A Assembleia Nacional, por exemplo, é vista por muitos como um órgão inoperante, incapaz de fiscalizar o executivo de maneira efetiva.  A inação diante de denúncias de corrupção ou o tratamento leniente de escândalos públicos são sintomas de um sistema que prioriza a autopreservação política em detrimento do progresso coletivo. Como resultado, cresce a apatia política, especialmente entre os jovens, que se sentem alienados de um sistema incapaz de atender às suas aspirações.

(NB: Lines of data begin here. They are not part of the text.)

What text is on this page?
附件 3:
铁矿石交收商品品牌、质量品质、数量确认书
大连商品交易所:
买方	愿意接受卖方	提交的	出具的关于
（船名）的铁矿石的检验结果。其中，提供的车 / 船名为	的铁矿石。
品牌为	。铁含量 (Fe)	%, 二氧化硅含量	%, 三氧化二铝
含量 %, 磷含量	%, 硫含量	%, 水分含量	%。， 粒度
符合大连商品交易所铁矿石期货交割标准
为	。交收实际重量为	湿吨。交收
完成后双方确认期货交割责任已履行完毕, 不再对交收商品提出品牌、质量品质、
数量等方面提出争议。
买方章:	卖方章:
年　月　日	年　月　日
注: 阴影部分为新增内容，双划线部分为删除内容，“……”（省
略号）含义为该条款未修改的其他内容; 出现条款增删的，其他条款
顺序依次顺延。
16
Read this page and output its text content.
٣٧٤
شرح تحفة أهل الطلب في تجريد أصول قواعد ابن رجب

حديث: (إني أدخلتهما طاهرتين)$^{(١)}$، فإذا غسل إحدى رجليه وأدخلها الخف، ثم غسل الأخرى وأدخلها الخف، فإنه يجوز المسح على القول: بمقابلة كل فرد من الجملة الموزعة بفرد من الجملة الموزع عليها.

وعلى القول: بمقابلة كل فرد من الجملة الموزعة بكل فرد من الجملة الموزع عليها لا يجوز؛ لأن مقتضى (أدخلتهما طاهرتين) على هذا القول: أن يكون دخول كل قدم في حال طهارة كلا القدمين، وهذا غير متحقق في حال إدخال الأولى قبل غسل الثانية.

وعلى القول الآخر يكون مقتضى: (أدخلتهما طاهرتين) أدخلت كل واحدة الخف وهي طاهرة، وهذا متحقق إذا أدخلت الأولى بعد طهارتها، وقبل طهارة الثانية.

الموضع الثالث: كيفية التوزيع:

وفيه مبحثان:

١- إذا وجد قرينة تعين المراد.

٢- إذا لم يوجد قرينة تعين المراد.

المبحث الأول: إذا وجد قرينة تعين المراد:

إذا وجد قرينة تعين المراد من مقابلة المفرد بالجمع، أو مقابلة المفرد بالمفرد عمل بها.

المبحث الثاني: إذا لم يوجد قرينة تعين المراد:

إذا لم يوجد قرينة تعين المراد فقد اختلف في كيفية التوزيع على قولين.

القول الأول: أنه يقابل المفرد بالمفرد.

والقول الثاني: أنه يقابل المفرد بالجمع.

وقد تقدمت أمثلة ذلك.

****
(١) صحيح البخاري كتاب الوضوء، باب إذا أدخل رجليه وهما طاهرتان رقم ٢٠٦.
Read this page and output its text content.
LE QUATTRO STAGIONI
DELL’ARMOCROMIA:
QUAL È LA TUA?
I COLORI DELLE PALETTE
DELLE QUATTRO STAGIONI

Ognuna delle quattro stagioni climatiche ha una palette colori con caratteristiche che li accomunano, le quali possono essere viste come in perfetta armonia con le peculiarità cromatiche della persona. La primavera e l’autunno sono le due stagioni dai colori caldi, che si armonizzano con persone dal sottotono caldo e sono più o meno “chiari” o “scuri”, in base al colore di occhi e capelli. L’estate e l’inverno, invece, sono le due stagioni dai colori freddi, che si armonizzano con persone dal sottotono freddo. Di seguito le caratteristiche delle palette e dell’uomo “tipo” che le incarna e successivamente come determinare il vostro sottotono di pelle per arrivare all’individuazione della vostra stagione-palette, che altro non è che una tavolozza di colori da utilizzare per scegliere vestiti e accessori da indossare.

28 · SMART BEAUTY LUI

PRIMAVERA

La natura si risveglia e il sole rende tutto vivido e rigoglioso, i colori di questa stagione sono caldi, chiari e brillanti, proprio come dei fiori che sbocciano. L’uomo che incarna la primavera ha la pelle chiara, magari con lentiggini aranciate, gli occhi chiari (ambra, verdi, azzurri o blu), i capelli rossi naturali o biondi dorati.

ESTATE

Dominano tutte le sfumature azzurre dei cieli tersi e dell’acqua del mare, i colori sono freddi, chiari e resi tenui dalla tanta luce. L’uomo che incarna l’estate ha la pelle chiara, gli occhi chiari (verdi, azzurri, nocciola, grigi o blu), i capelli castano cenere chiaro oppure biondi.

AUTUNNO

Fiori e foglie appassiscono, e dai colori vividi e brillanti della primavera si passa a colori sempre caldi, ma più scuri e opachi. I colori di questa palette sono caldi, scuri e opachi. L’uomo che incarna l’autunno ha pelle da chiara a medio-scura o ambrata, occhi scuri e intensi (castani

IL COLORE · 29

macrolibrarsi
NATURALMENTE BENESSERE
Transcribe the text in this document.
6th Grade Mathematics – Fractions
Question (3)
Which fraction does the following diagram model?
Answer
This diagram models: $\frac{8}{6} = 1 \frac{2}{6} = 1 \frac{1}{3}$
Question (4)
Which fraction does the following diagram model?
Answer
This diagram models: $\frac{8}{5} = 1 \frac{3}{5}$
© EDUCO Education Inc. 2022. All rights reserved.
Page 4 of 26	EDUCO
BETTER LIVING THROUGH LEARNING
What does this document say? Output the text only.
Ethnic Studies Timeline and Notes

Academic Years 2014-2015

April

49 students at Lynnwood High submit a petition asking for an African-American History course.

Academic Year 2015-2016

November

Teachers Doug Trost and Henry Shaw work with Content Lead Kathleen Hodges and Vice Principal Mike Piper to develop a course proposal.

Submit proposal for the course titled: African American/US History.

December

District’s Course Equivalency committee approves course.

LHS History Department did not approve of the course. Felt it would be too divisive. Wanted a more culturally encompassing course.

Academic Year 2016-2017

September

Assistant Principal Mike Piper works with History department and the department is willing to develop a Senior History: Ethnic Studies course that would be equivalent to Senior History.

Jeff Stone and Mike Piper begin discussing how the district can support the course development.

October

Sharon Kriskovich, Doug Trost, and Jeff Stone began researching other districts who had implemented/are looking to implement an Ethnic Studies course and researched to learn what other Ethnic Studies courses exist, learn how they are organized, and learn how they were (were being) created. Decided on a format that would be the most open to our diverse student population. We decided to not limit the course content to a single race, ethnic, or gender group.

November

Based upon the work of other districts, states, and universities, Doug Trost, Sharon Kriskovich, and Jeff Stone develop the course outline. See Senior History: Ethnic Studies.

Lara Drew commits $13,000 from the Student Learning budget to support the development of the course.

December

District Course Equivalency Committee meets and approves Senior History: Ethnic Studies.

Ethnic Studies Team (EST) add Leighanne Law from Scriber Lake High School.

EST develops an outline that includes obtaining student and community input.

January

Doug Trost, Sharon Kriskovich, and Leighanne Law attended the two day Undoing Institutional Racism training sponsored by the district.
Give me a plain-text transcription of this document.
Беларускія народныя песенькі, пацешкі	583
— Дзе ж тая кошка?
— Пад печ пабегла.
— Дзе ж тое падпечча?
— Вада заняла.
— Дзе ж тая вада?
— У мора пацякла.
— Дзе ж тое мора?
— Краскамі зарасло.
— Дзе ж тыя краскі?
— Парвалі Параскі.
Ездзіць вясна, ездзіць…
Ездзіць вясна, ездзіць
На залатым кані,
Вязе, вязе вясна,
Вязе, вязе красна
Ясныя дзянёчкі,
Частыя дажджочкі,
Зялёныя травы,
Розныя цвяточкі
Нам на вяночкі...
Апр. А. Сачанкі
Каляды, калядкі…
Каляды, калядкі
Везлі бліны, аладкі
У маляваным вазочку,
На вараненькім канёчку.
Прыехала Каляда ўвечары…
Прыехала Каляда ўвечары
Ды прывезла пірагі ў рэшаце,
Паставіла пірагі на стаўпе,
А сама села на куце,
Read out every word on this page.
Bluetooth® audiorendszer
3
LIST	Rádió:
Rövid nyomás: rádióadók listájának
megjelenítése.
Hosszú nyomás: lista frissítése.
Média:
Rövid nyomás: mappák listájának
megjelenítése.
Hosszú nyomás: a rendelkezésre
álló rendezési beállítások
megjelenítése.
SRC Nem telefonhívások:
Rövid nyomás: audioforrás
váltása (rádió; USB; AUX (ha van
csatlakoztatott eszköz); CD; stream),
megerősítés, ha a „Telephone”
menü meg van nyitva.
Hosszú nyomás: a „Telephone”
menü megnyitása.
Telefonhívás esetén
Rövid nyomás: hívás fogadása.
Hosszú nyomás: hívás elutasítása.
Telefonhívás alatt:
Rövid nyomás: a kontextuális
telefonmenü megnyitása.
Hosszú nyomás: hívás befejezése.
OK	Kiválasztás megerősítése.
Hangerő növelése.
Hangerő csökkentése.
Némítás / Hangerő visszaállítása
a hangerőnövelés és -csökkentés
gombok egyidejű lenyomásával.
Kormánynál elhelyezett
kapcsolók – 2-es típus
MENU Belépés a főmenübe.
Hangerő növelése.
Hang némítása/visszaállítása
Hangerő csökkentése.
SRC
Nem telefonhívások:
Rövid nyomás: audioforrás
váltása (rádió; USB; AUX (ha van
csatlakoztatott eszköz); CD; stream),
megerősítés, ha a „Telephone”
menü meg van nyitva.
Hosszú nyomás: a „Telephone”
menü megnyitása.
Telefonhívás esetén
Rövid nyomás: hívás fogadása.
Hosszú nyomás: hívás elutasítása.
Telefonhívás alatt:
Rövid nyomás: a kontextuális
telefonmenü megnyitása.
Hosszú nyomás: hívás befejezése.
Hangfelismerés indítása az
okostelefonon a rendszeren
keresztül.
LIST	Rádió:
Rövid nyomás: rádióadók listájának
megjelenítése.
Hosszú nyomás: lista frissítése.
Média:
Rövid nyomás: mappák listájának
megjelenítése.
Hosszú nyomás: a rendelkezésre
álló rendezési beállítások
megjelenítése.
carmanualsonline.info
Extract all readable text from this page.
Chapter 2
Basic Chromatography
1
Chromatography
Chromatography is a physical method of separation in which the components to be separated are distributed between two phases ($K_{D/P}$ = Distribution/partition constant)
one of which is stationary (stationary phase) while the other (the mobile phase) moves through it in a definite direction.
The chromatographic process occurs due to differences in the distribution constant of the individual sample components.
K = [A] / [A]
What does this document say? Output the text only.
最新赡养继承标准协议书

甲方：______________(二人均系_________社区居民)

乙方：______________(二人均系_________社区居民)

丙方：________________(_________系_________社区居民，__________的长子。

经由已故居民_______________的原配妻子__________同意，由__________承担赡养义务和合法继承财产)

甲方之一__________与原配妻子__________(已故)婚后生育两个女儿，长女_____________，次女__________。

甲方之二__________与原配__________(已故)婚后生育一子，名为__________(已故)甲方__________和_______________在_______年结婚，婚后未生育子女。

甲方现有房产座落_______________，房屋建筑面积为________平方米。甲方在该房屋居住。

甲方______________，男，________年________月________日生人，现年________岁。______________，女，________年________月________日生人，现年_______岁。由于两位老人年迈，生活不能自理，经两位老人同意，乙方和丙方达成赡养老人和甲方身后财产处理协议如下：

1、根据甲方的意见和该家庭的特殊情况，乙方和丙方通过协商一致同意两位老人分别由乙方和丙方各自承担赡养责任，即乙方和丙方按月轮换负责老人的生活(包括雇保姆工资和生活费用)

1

O Impacto Socioeconômico da Má Governança

As implicações da má governança vão além da esfera política, repercutindo de forma severa nos indicadores sociais e econômicos. Cabo Verde continua a enfrentar desafios estruturais que incluem altos índices de desemprego, desigualdade de género e deficiências no acesso a serviços essenciais como saúde e educação. A crise econômica, agravada e falta planeamento estratégico, empurrou milhares de cabo-verdianos para condições de vida precárias. A incapacidade de implementar políticas públicas eficazes amplifica a dependência de remessas dos emigrantes, reforçando uma economia que, em vez de ser resiliente, torna-se cada vez mais vulnerável.

As Lições do Afrobarómetro: Para Onde Ir?

Os resultados da sondagem deveriam servir como um “catalyst for change”, um impulso para a revisão dos paradigmas de governança em Cabo Verde. No entanto, historicamente, as lideranças políticas têm mostrado uma tendência preocupante de ignorar ou minimizar a importância dessas evidências, preferindo adotar uma postura defensiva em vez de reformista.

Se há uma lição clara a ser extraída do Afrobarómetro, é a de que a resiliência democrática de Cabo Verde está diretamente ligada à capacidade de suas lideranças em ouvir, refletir e agir com responsabilidade. Isso exige um compromisso renovado com a transparência, a justiça social e a inclusão.

Propostas para a Reconstrução Institucional

1. Reformas Profundas nas Estruturas Políticas: É imperativo reavaliar os mecanismos de checks and balances para garantir maior equilíbrio entre os poderes.

2. Fortalecimento da Participação Cidadã: A criação de fóruns consultivos regionais pode fomentar o diálogo entre governantes e comunidades locais.

3. Investimentos Estratégicos em Áreas Sociais: Saúde, educação e habitação devem ser tratados como prioridades absolutas, com alocação de recursos baseada em critérios de equidade e impacto.

4. Combate Efetivo à Corrupção: Implementar uma agência independente com poderes investigativos robustos é essencial para restaurar a confiança pública.

Resumindo

Cabo Verde encontra-se em um momento crítico de sua história democrática, em que as decisões tomadas hoje terão implicações de longo prazo para o futuro do país. Os dados do Afrobarómetro devem ser interpretados como um sinal de alerta, exigindo ações imediatas e corajosas para reconstruir a confiança pública e reverter o declínio institucional.

Ignorar esses sinais seria mais do que uma falha política – seria um ato de negligência histórica que comprometeria o potencial de uma nação cujo maior recurso é, e sempre será, o seu povo.